Paylaş
Uzun bir bekleyişin hasretiyle gri günler bitecek.
Belki de yine geri geleceksin...
Ve ben şehri alıp gideceğim...
*
Ne getirmeyeceğini bilmediğimiz vakitlerin eşiklerinde...
Trajik serüvenlerin batık gemilerinde yolculuğa çıkıyoruz...
Şimdi birçoğumuz yaşama sevincini kaybetmiş bile.
Çadırdağı’nda bayramı selamlayan bir mülteci yalnızlığında hissediyoruz...
Ve hoşça kal diyoruz hayalet şehirlerin kelebeklerine...
*
Yurdunu kaybederek yaşayan ne kadar adam varsa...
Harabe kentlerine dönüşünce yitik sevdalar...
Kalabalık, bakımsız Kahire sokaklarında buluyoruz yaşlı, ak sakallı ihtiyar adamı...
Bütün savaşlarını kaybeden mağlup bir asker gibi eğiliyoruz ellerine...
Yıkık dökük kasabaların alacakaranlığına benziyoruz sanki...
Ve “İslam coğrafyası hiç utanıyor mu” diye meraklanıyoruz işte...
*
İçindekileri bir hayal kırıklığına uğratmışsa şehirlerin hayatları...
Meşhur ya da meçhul biri olmanın arasına sıkışmışız.
Yüzleşmiyoruz...
Kaçıyoruz gerçeklerden.
Ve haklı çıkabilmek uğruna kurşun gibi bir kalemle karalayarak, suçlayarak gidiyoruz ya...
Sıyrılmış oluyoruz güya...
İki farklı yolcusuymuşuz bu dünyanın ırmaklarında...
*
Kızıl bir akşamın kör saatleridir...
Utanıp sıkılmadan, korkmadan sevdiklerimizin gözlerine bakarak anlatabiliyor muyuz günahlarımızı...
Anlatabilseydik eğer...
Kahraman gibi bizi karşılayan, yüzümüze bakan o gözlerde artık bir kahraman olmayacağımızı da biliyor muyduk?

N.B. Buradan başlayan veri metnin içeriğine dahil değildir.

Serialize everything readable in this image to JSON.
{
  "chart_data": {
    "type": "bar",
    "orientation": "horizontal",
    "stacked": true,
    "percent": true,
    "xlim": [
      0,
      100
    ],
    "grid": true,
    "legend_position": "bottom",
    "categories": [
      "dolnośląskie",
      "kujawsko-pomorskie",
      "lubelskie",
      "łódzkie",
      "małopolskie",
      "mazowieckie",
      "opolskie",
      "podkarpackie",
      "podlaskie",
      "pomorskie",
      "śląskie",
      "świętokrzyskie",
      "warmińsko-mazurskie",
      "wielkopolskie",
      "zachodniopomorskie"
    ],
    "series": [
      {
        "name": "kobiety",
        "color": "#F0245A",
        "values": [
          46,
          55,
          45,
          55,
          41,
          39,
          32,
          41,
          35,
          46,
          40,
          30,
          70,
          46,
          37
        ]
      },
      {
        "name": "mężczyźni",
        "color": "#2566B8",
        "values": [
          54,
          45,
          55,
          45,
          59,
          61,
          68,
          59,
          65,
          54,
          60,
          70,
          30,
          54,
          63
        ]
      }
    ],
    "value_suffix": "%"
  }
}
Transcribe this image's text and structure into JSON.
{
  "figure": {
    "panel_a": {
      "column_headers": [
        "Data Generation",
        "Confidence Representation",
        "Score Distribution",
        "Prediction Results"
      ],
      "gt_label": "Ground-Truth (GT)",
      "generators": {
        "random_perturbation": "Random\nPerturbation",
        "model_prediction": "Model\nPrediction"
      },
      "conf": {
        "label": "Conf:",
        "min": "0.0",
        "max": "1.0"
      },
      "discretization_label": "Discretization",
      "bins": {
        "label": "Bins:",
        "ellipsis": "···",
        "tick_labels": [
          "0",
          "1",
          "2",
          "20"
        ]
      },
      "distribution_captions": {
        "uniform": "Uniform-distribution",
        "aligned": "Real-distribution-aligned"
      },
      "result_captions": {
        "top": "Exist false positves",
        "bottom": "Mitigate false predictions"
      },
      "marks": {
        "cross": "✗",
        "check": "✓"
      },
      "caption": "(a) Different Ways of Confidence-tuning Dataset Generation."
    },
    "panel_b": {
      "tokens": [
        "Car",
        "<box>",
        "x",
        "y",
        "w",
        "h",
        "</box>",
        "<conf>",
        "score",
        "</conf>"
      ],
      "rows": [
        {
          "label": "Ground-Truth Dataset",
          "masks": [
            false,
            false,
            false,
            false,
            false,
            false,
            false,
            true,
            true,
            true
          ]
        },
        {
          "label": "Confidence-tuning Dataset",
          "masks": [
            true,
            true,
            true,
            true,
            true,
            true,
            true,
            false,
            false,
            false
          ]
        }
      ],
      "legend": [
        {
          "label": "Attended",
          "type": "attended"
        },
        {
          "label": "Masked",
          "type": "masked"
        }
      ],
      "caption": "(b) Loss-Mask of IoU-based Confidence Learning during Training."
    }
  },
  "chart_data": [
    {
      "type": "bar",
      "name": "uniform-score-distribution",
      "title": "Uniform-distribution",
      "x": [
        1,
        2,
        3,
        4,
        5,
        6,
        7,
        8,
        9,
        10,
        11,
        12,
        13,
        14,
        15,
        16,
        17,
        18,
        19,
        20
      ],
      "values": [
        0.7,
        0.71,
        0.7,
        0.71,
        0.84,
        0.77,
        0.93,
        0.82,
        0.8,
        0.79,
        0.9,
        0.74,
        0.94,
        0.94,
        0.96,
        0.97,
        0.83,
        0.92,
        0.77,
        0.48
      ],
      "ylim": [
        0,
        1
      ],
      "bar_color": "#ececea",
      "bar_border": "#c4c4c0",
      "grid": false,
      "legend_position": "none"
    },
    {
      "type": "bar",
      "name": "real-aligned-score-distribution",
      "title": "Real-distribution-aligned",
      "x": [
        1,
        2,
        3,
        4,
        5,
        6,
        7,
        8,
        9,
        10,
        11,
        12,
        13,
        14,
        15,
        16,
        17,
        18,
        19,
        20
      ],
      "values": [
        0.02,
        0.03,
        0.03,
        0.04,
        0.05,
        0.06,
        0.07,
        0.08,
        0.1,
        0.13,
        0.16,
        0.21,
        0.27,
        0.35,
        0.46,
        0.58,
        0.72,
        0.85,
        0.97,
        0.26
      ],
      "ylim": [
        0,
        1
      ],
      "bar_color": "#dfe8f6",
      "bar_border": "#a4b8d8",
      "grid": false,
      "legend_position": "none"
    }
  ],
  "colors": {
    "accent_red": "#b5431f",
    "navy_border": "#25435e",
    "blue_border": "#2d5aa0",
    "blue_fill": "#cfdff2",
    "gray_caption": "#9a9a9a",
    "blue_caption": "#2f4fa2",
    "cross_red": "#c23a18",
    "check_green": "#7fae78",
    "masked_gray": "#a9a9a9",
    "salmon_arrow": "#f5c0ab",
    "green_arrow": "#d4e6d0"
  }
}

Anlatmayı başarabilen kaç kişiyiz?
Bir sır gibi kendimize saklarken günahları...
Anlatabildiğimiz kadarız, masum ve dürüst...
Ve biz bu kadarız işte...
*
Aynalara küsüp gittik...
Bir duvarın dibine oturmuş sayıklarcasına.
Kirletiyoruz, kirletiliyoruz, kirleniyoruz...
İyilik gördüklerimize günah kuyuları kazıyoruz...
Yaralıyoruz hâlâ...
İflah olmuyoruz hiç.
*
Şehrin ortasına bir sessizlik çökerken...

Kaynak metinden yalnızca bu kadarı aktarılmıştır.